La plus grosse erreur
“Lorsque des clients potentiels viennent me trouver, ils pensent souvent que cela va leur coûter un os. Au cours de ma carrière, j'ai pu travailler pour des marques très exclusives, si bien que les gens ont parfois du mal à franchir le pas. Mais quand on fait appel à un architecte, cela ne signifie pas forcément que cela va coûter cher. Souvent, je retire une plus grande satisfaction des projets à petit budget que des projets avec un budget illimité. Lorsque je dois tenir compte des restrictions imposées par le budget, cela m'incite à faire preuve de créativité. Ceci dit, il est vrai que le processus est devenu plus cher qu'autrefois.

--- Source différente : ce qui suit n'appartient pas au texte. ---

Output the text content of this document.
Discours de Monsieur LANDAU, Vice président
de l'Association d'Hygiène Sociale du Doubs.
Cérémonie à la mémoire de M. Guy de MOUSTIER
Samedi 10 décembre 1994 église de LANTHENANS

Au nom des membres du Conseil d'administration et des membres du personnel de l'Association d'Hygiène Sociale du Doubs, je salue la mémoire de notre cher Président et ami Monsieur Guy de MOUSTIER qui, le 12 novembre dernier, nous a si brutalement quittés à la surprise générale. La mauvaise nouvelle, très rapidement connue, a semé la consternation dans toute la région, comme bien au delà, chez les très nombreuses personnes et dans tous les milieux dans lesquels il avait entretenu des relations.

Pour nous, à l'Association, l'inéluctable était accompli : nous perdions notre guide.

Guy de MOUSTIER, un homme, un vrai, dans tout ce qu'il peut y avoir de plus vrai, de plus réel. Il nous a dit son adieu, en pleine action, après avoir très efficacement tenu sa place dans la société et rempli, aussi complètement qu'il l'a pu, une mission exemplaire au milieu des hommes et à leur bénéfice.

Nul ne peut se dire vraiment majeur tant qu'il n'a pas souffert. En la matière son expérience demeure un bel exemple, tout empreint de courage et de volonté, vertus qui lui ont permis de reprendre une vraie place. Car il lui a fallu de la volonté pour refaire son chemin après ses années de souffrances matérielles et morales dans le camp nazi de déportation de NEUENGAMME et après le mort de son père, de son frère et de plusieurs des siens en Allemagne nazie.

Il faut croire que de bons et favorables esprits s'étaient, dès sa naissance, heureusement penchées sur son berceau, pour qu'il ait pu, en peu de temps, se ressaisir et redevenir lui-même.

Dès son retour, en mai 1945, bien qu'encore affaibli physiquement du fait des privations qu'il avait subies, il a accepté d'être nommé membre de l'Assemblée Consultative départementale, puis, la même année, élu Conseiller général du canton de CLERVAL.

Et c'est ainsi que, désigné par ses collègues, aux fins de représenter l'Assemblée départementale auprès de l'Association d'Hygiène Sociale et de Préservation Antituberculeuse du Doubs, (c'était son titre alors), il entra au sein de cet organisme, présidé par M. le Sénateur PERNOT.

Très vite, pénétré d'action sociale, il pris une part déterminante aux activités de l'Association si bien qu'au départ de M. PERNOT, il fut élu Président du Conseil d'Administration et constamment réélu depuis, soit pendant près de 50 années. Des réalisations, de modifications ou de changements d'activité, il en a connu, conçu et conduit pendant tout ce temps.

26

A l'époque, on pouvait ouvrir une petite boutique et le tour était joué. Aujourd'hui, il faut parfois des années pour obtenir toutes les autorisations. Et l'aspect technique a aussi changé du tout au tout. Les architectes doivent plus souvent se faire assister par des experts. Désormais, il est impossible de tout savoir et de rester au courant.”